Previously signed binaries with their key remain valid (already distributed), but they cannot sign new releases.
---
## Multi-Key Trust Model
A binary is accepted if its signature verifies against **any** of the embedded trusted public keys.
This mirrors the SSH `authorized_keys` model.
- One developer signs a release with their private key → produces one `.sig` file.
- The binary trusts all active developers — any of them can make a valid release.
- Signature format: raw 64-byte Ed25519 signature (not PEM, not armored).
---
## Embedding Keys at Build Time
Public keys are injected via `-ldflags` at release build time — not hardcoded at compile time.
This allows adding/removing developers without changing application source code.
```go
// internal/updater/trust.go
// trustedKeysRaw is injected at build time via -ldflags.
// Format: base64(key1):base64(key2):...
// Empty string = dev build, updates disabled.
var trustedKeysRaw string
func trustedKeys() ([]ed25519.PublicKey, error) {
if trustedKeysRaw == "" {
return nil, fmt.Errorf("dev build: trusted keys not embedded, updates disabled")
}
var keys []ed25519.PublicKey
for _, enc := range strings.Split(trustedKeysRaw, ":") {
b, err := base64.StdEncoding.DecodeString(strings.TrimSpace(enc))
if err != nil || len(b) != ed25519.PublicKeySize {
return nil, fmt.Errorf("invalid trusted key: %w", err)
}
keys = append(keys, ed25519.PublicKey(b))
}
return keys, nil
}
```
Release build script injects all current developer keys:
```sh
# scripts/build-release.sh
KEYS=$(paste -sd: /path/to/keys/developers/*.pub)
go build \
-ldflags "-s -w -X <module>/internal/updater.trustedKeysRaw=${KEYS}" \
-o dist/<binary>-linux-amd64 \
./cmd/<binary>
```
Dev build (no `-ldflags` injection): `trustedKeysRaw` is empty → updates disabled, binary works normally.
---
## Signature Verification (stdlib only, no external tools)
Use `crypto/ed25519` from Go standard library. No third-party dependencies.
```go
// internal/updater/trust.go
func verifySignature(binaryPath, sigPath string) error {
keys, err := trustedKeys()
if err != nil {
return err // dev build or misconfiguration
}
data, err := os.ReadFile(binaryPath)
if err != nil {
return fmt.Errorf("read binary: %w", err)
}
sig, err := os.ReadFile(sigPath)
if err != nil {
return fmt.Errorf("read signature: %w", err)
}
for _, key := range keys {
if ed25519.Verify(key, data, sig) {
return nil // any trusted key accepts → pass
}
}
return fmt.Errorf("signature verification failed: no trusted key matched")
}
```
Rejection behavior: log as WARNING, continue with current binary.

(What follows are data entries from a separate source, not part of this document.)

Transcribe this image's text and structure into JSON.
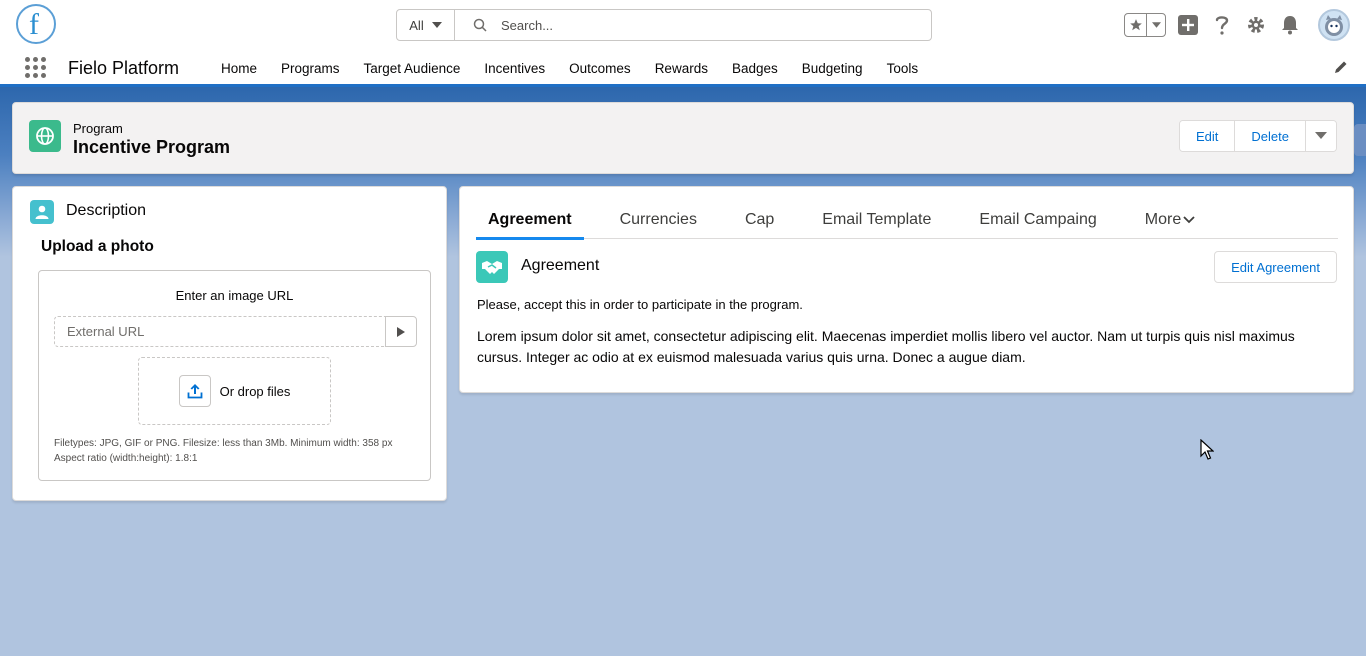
{
  "header": {
    "logo_letter": "f",
    "search_scope": "All",
    "search_placeholder": "Search...",
    "icons": [
      "favorites-star-icon",
      "chevron-down-icon",
      "add-icon",
      "help-icon",
      "setup-gear-icon",
      "notifications-bell-icon",
      "avatar"
    ]
  },
  "nav": {
    "app_name": "Fielo Platform",
    "items": [
      "Home",
      "Programs",
      "Target Audience",
      "Incentives",
      "Outcomes",
      "Rewards",
      "Badges",
      "Budgeting",
      "Tools"
    ]
  },
  "record": {
    "object_type": "Program",
    "name": "Incentive Program",
    "actions": {
      "edit": "Edit",
      "delete": "Delete"
    }
  },
  "description_card": {
    "title": "Description",
    "subtitle": "Upload a photo",
    "url_label": "Enter an image URL",
    "url_placeholder": "External URL",
    "drop_label": "Or drop files",
    "help_line1": "Filetypes: JPG, GIF or PNG. Filesize: less than 3Mb. Minimum width: 358 px",
    "help_line2": "Aspect ratio (width:height): 1.8:1"
  },
  "detail_card": {
    "tabs": [
      "Agreement",
      "Currencies",
      "Cap",
      "Email Template",
      "Email Campaing"
    ],
    "more_label": "More",
    "active_tab": "Agreement",
    "section_title": "Agreement",
    "edit_button": "Edit Agreement",
    "intro": "Please, accept this in order to participate in the program.",
    "body": "Lorem ipsum dolor sit amet, consectetur adipiscing elit. Maecenas imperdiet mollis libero vel auctor. Nam ut turpis quis nisl maximus cursus. Integer ac odio at ex euismod malesuada varius quis urna. Donec a augue diam."
  },
  "colors": {
    "brand_blue": "#1f6fc5",
    "program_icon": "#3bba8c",
    "description_icon": "#45c0ce",
    "agreement_icon": "#3bc8b8",
    "link": "#0070d2",
    "background": "#b0c4df"
  }
}
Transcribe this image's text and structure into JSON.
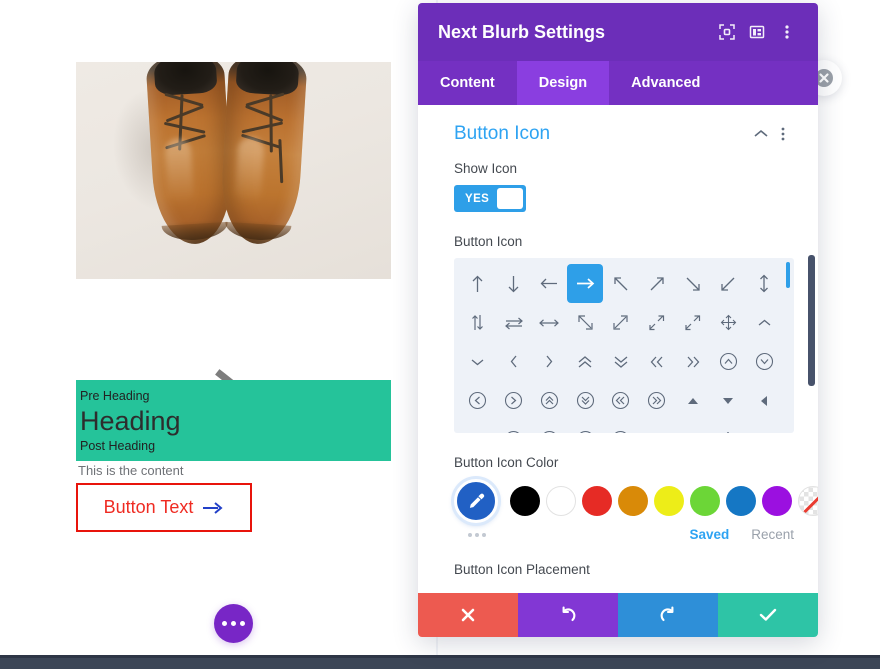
{
  "preview": {
    "image_alt": "brown leather boots photo",
    "arrow_icon": "arrow-right-icon",
    "pre_heading": "Pre Heading",
    "heading": "Heading",
    "post_heading": "Post Heading",
    "content": "This is the content",
    "button_label": "Button Text",
    "button_icon": "arrow-right-icon",
    "fab_icon": "ellipsis-icon",
    "heading_bg_color": "#25c39a",
    "button_border_color": "#e8140c",
    "button_text_color": "#ef2b22"
  },
  "panel": {
    "title": "Next Blurb Settings",
    "header_icons": [
      "focus-target-icon",
      "layout-panel-icon",
      "kebab-menu-icon"
    ],
    "close_icon": "close-circle-icon",
    "tabs": [
      {
        "label": "Content",
        "active": false
      },
      {
        "label": "Design",
        "active": true
      },
      {
        "label": "Advanced",
        "active": false
      }
    ],
    "section": {
      "title": "Button Icon",
      "collapse_icon": "chevron-up-icon",
      "menu_icon": "kebab-menu-icon"
    },
    "show_icon": {
      "label": "Show Icon",
      "value": "YES"
    },
    "button_icon": {
      "label": "Button Icon",
      "selected_index": 3,
      "icons": [
        "↑",
        "↓",
        "←",
        "→",
        "↖",
        "↗",
        "↘",
        "↙",
        "↕",
        "↕",
        "⇌",
        "↔",
        "⤡",
        "⤢",
        "⤡",
        "⤢",
        "✥",
        "⌃",
        "⌄",
        "‹",
        "›",
        "⌃⌃",
        "⌄⌄",
        "«",
        "»",
        "⌃○",
        "⌄○",
        "‹○",
        "›○",
        "⌃◎",
        "⌄◎",
        "«◎",
        "»◎",
        "▲",
        "▼",
        "◀",
        "▶",
        "▲◎",
        "▼◎",
        "◀◎",
        "▶◎",
        "↩",
        "−",
        "+",
        "×"
      ]
    },
    "button_icon_color": {
      "label": "Button Icon Color",
      "picker_icon": "eyedropper-icon",
      "more_icon": "ellipsis-icon",
      "swatches": [
        "#000000",
        "#ffffff",
        "#e62b25",
        "#d98a08",
        "#eded18",
        "#6cd637",
        "#1577c4",
        "#9b10e0",
        "transparent"
      ],
      "saved_label": "Saved",
      "recent_label": "Recent"
    },
    "button_icon_placement": {
      "label": "Button Icon Placement"
    },
    "actions": [
      {
        "name": "cancel",
        "icon": "close-x-icon",
        "color": "#ed5a50"
      },
      {
        "name": "undo",
        "icon": "undo-icon",
        "color": "#8237d4"
      },
      {
        "name": "redo",
        "icon": "redo-icon",
        "color": "#2e8fd8"
      },
      {
        "name": "save",
        "icon": "check-icon",
        "color": "#2ec4a6"
      }
    ]
  }
}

Never crash, never block operation.
---
## Release Asset Convention
Every release must attach two files to the Gitea release:
```
<binary>-linux-amd64 ← the binary
<binary>-linux-amd64.sig ← raw 64-byte Ed25519 signature
```
Signing:
```sh
sh keys/scripts/sign-release.sh <developer-name> dist/<binary>-linux-amd64
```
Both files are uploaded to the Gitea release as downloadable assets.
---
## Rules
- Never hardcode public keys as string literals in source code — always use ldflags injection.
- Never commit private keys (`.key` files) anywhere.
- A binary built without ldflags injection must work normally — it just cannot perform verified updates.
- Signature verification failure must be a silent logged warning, not a crash or user-visible error.
- Use `crypto/ed25519` (stdlib) only — no external signing libraries.
- `.sig` file contains raw 64 bytes (not base64, not PEM). Produced by `openssl pkeyutl -sign -rawin`.